The IBU assay is carried out by first acidifying a sample of beer with HCl (dilute hydrochloric acid) to make the bittering acids more hydrophobic, then adding twice the volume of 2,2,4-trimethylpentane (also known as iso-octane). The mixture is then shaken thoroughly for 15 minutes, to allow as much of the (now hydrophobic) acids to transfer to the organic phase. The absorbance of the trimethylpentane phase (organic) is then measured at 275 nm in an ultraviolet spectrophotometer (against a blank). The measured absorbance is then multiplied by 50 to convert into Bitterness Units.

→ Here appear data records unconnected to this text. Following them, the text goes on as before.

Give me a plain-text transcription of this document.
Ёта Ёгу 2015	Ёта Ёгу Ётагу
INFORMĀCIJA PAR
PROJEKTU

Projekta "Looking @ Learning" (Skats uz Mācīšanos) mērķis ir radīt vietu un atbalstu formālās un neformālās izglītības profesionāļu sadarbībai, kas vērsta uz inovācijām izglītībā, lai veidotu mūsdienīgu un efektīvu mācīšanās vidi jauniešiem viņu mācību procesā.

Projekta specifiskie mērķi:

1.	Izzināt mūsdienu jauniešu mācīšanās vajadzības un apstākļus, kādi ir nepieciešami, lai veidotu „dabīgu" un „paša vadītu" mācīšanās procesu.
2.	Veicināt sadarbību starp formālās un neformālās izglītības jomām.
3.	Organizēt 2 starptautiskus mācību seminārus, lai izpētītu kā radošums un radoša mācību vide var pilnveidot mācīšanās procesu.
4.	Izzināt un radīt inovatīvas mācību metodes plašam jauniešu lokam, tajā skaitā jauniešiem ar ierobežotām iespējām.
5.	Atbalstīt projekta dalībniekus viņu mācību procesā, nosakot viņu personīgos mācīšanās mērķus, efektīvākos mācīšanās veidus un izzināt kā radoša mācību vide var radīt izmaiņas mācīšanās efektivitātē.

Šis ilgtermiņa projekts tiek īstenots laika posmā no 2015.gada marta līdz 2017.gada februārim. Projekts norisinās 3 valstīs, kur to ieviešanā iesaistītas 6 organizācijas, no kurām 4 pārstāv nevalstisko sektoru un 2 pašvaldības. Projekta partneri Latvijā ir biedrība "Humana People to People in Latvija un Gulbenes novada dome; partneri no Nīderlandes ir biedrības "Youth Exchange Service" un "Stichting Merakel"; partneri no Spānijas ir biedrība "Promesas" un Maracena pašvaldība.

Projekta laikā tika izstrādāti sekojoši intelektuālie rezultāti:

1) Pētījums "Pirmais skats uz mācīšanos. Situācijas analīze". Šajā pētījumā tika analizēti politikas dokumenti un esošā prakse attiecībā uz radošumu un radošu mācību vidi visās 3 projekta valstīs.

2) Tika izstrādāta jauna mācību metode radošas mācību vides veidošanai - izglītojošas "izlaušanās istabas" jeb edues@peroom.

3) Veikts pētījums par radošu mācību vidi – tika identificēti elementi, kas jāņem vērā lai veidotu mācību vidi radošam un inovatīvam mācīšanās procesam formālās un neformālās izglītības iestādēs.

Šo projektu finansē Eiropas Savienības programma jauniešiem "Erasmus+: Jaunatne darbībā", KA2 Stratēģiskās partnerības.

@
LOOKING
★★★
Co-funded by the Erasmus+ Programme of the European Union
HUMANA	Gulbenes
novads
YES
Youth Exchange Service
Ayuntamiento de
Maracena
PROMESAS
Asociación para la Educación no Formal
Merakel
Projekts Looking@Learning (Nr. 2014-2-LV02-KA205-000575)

GENESYS™ 180 UV-Vis Spectrophotometer


The UV-Vis spectrophotometer is an invaluable tool for brewing chemistry because of the sheer amount of compounds it can analyze. Spectrophotometers are used to measure the amount of iso-alpha acids in beer, which gives you IBUs. Spectrophotometers can also measure, in wort and beer, the amount of free amino nitrogen, thiobarbituric acid reactive substances, polyphenols, beta glucans, turbidity, and a multitude of other compounds. 

The UV-spectrophotometer uses discrete wavelengths of light to determine the concentration of certain compounds in a sample. The basic premise is that specific wavelengths of light will be absorbed by substances across a certain distance. The more light absorbed, the more “stuff” there is in the sample. The American Society of Brewing Chemists (ASBC) have developed procedures and standards to find certain compounds in beer, including iso-alpha acids for bitterness, polyphenols, and free amino nitrogen. Operating a UV-spec is easy, even for the uninitiated. Sample preparation is definitely the most challenging part, although the difficulty level varies by test.